Er was voorheen nog maar weinig informatie beschikbaar over het effect van PARP-remmers op overleving bij de beoordeelde indicaties. Er moest daarom worden gekeken naar informatie die voorspellend kon zijn voor een langere overleving. Die informatie zag er goed uit en daarom werd overgegaan tot vergoeding. Nu er nieuwe gegevens zijn over de overleving, concludeert het Zorginstituut dat deze niet zo goed is als verwacht. In een aantal gevallen is namelijk geen langere overleving aangetoond. Daarom komt het Zorginstituut nu tot een andere conclusie.

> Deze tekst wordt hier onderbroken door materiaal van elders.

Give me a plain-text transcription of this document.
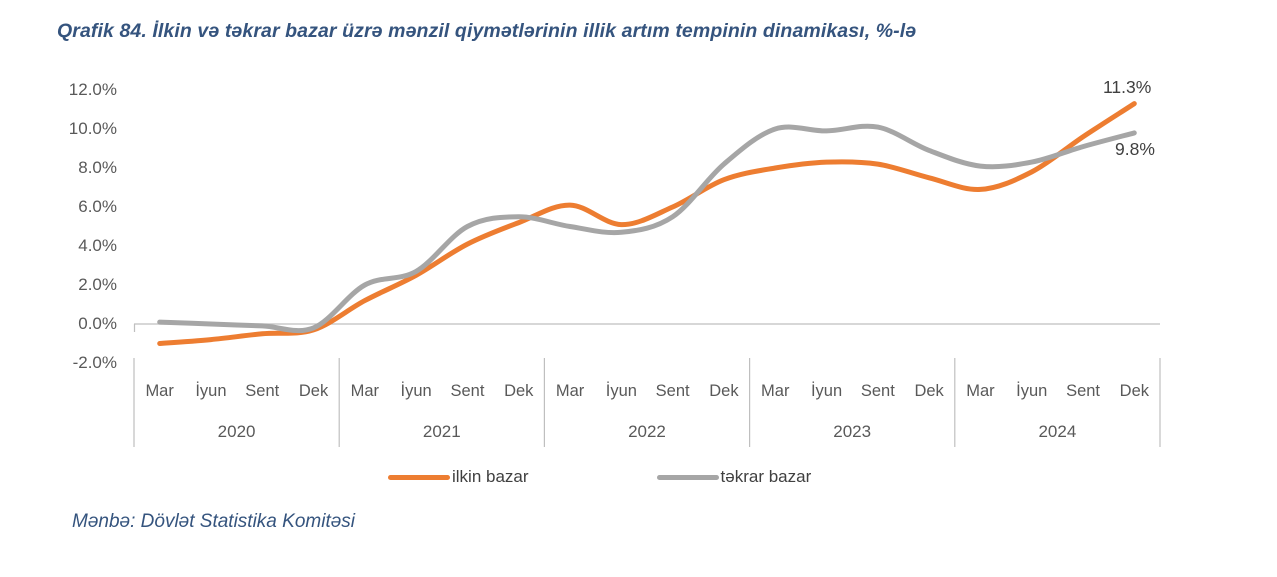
Qrafik 84. İlkin və təkrar bazar üzrə mənzil qiymətlərinin illik artım tempinin dinamikası, %-lə
12.0%
10.0%
8.0%
6.0%
4.0%
2.0%
0.0%
-2.0%
Mar	İyun	Sent	Dek
2020
Mar	İyun	Sent	Dek
2021
Mar	İyun	Sent	Dek
2022
Mar	İyun	Sent	Dek
2023
Mar	İyun	Sent	Dek
2024
11.3%
9.8%
ilkin bazar	təkrar bazar
Mənbə: Dövlət Statistika Komitəsi
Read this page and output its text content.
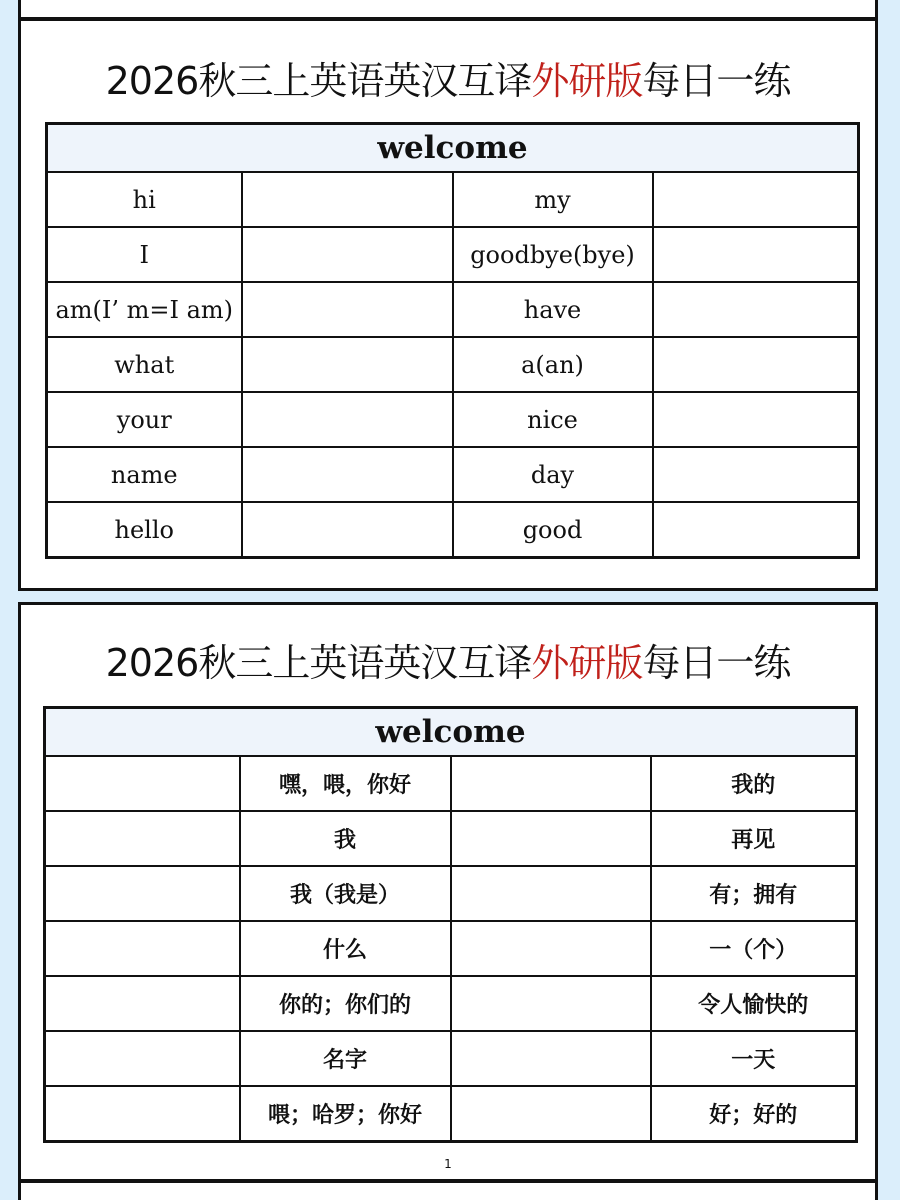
2026秋三上英语英汉互译外研版每日一练
welcome			
hi		my	
I		goodbye(bye)	
am(I’ m=I am)		have	
what		a(an)	
your		nice	
name		day	
hello		good	
2026秋三上英语英汉互译外研版每日一练
welcome			
	嘿，喂，你好		我的
	我		再见
	我（我是）		有；拥有
	什么		一（个）
	你的；你们的		令人愉快的
	名字		一天
	喂；哈罗；你好		好；好的
1
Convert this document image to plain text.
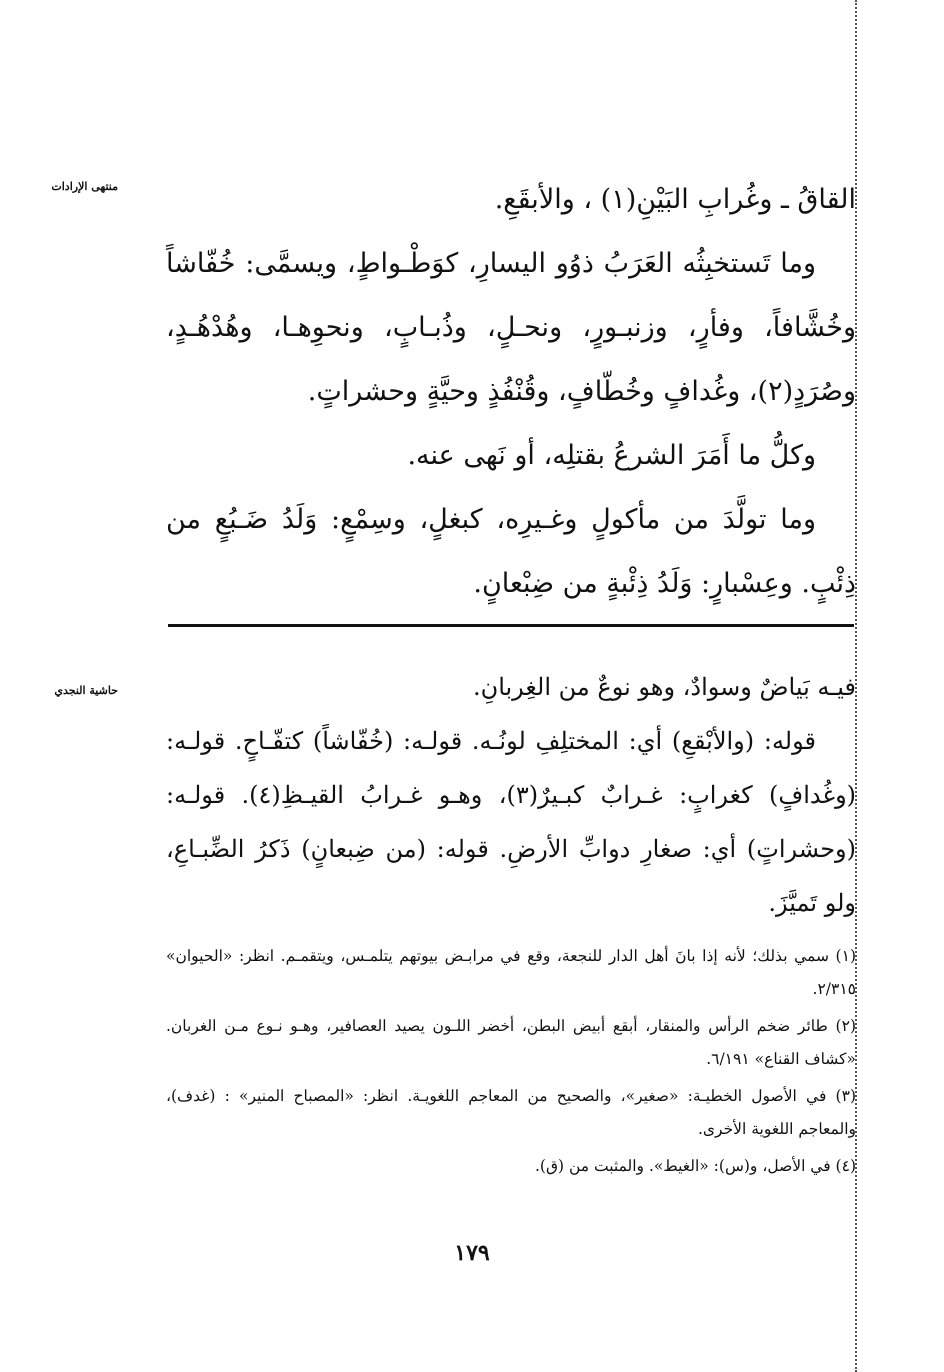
منتهى الإرادات
حاشية النجدي

القاقُ ـ وغُرابِ البَيْنِ(١) ، والأبقَعِ.

وما تَستخبِثُه العَرَبُ ذوُو اليسارِ، كوَطْـواطٍ، ويسمَّى: خُفّاشاً وخُشَّافاً، وفأرٍ، وزنبـورٍ، ونحـلٍ، وذُبـابٍ، ونحوِهـا، وهُدْهُـدٍ، وصُرَدٍ(٢)، وغُدافٍ وخُطّافٍ، وقُنْفُذٍ وحيَّةٍ وحشراتٍ.

وكلُّ ما أَمَرَ الشرعُ بقتلِه، أو نَهى عنه.

وما تولَّدَ من مأكولٍ وغـيرِه، كبغلٍ، وسِمْعٍ: وَلَدُ ضَـبُعٍ من ذِئْبٍ. وعِسْبارٍ: وَلَدُ ذِئْبةٍ من ضِبْعانٍ.

فيـه بَياضٌ وسوادٌ، وهو نوعٌ من الغِربانِ.

قوله: (والأبْقعِ) أي: المختلِفِ لونُـه. قولـه: (خُفّاشاً) كتفّـاحٍ. قولـه: (وغُدافٍ) كغرابٍ: غـرابٌ كبـيرٌ(٣)، وهـو غـرابُ القيـظِ(٤). قولـه: (وحشراتٍ) أي: صغارِ دوابِّ الأرضِ. قوله: (من ضِبعانٍ) ذَكرُ الضِّبـاعِ، ولو تَميَّزَ.

(١) سمي بذلك؛ لأنه إذا بانَ أهل الدار للنجعة، وقع في مرابـض بيوتهم يتلمـس، ويتقمـم. انظر: «الحيوان» ٢/٣١٥.

(٢) طائر ضخم الرأس والمنقار، أبقع أبيض البطن، أخضر اللـون يصيد العصافير، وهـو نـوع مـن الغربان. «كشاف القناع» ٦/١٩١.

(٣) في الأصول الخطيـة: «صغير»، والصحيح من المعاجم اللغويـة. انظر: «المصباح المنير» : (غدف)، والمعاجم اللغوية الأخرى.

(٤) في الأصل، و(س): «الغيط». والمثبت من (ق).

١٧٩
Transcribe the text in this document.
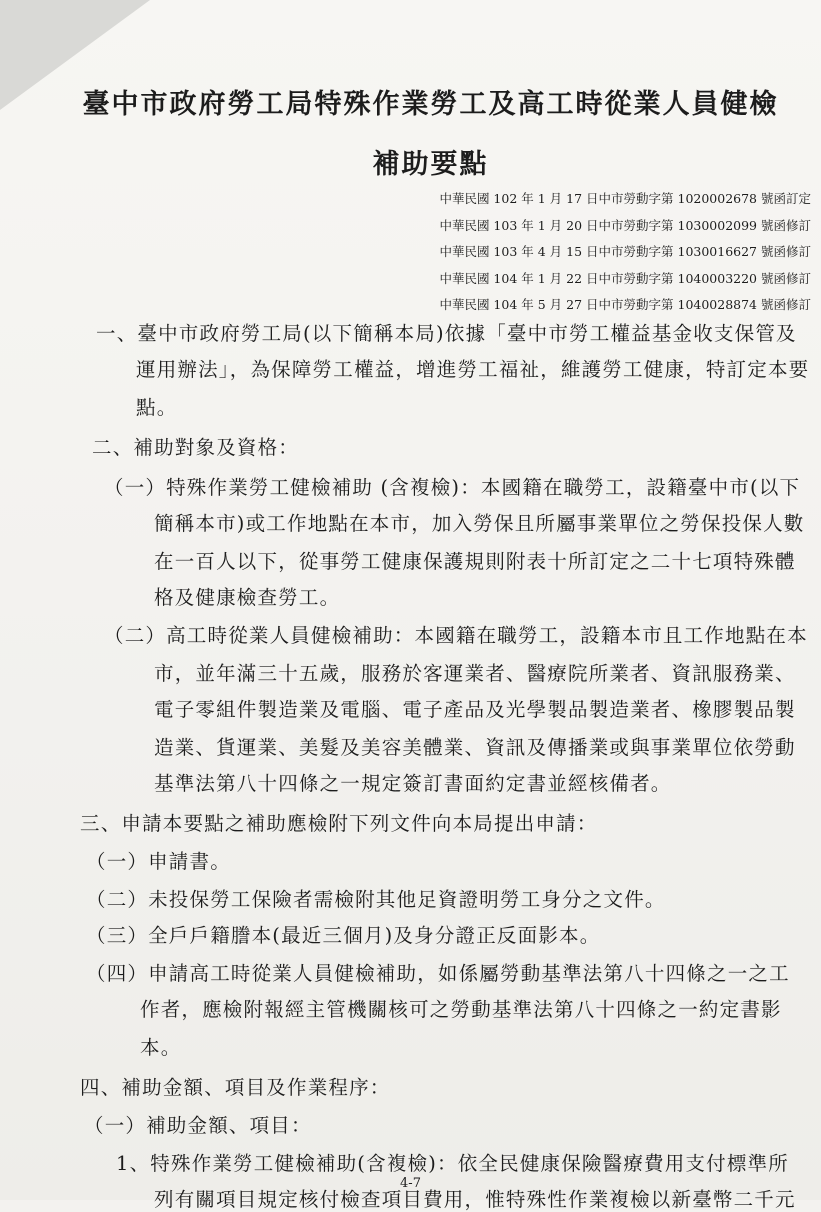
臺中市政府勞工局特殊作業勞工及高工時從業人員健檢
補助要點
中華民國 102 年 1 月 17 日中市勞動字第 1020002678 號函訂定
中華民國 103 年 1 月 20 日中市勞動字第 1030002099 號函修訂
中華民國 103 年 4 月 15 日中市勞動字第 1030016627 號函修訂
中華民國 104 年 1 月 22 日中市勞動字第 1040003220 號函修訂
中華民國 104 年 5 月 27 日中市勞動字第 1040028874 號函修訂
一、臺中市政府勞工局(以下簡稱本局)依據「臺中市勞工權益基金收支保管及
運用辦法」，為保障勞工權益，增進勞工福祉，維護勞工健康，特訂定本要
點。
二、補助對象及資格：
（一）特殊作業勞工健檢補助 (含複檢)：本國籍在職勞工，設籍臺中市(以下
簡稱本市)或工作地點在本市，加入勞保且所屬事業單位之勞保投保人數
在一百人以下，從事勞工健康保護規則附表十所訂定之二十七項特殊體
格及健康檢查勞工。
（二）高工時從業人員健檢補助：本國籍在職勞工，設籍本市且工作地點在本
市，並年滿三十五歲，服務於客運業者、醫療院所業者、資訊服務業、
電子零組件製造業及電腦、電子產品及光學製品製造業者、橡膠製品製
造業、貨運業、美髮及美容美體業、資訊及傳播業或與事業單位依勞動
基準法第八十四條之一規定簽訂書面約定書並經核備者。
三、申請本要點之補助應檢附下列文件向本局提出申請：
（一）申請書。
（二）未投保勞工保險者需檢附其他足資證明勞工身分之文件。
（三）全戶戶籍謄本(最近三個月)及身分證正反面影本。
（四）申請高工時從業人員健檢補助，如係屬勞動基準法第八十四條之一之工
作者，應檢附報經主管機關核可之勞動基準法第八十四條之一約定書影
本。
四、補助金額、項目及作業程序：
（一）補助金額、項目：
1、特殊作業勞工健檢補助(含複檢)：依全民健康保險醫療費用支付標準所
列有關項目規定核付檢查項目費用，惟特殊性作業複檢以新臺幣二千元
4-7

De herbeoordeling van dure geneesmiddelen volgt uit het Integraal Zorgakkoord (2022). Hierin hebben zorgaanbieders, patiëntenverenigingen, zorgverzekeraars en overheidspartijen de ambitie uitgesproken dat dure medicijnen na opname in het basispakket periodiek een herbeoordeling krijgen. Dit is vanwege de zorgen over steeds verder stijgende kosten van dure geneesmiddelen, waardoor reguliere zorg in ziekenhuizen verder onder druk komt te staan. Het is belangrijk dat medicijnen zorgen voor genezing, verlenging van het leven of betere levenskwaliteit. Bij de eerste beoordeling of een medicijn voor vergoeding uit het basispakket in aanmerking komt, is vaak nog niet alle informatie beschikbaar om dit goed te kunnen vaststellen. Hierdoor kan er nog onzekerheid zijn over het effect van de behandeling. Het is dan belangrijk om een herbeoordeling te doen als er meer informatie beschikbaar komt.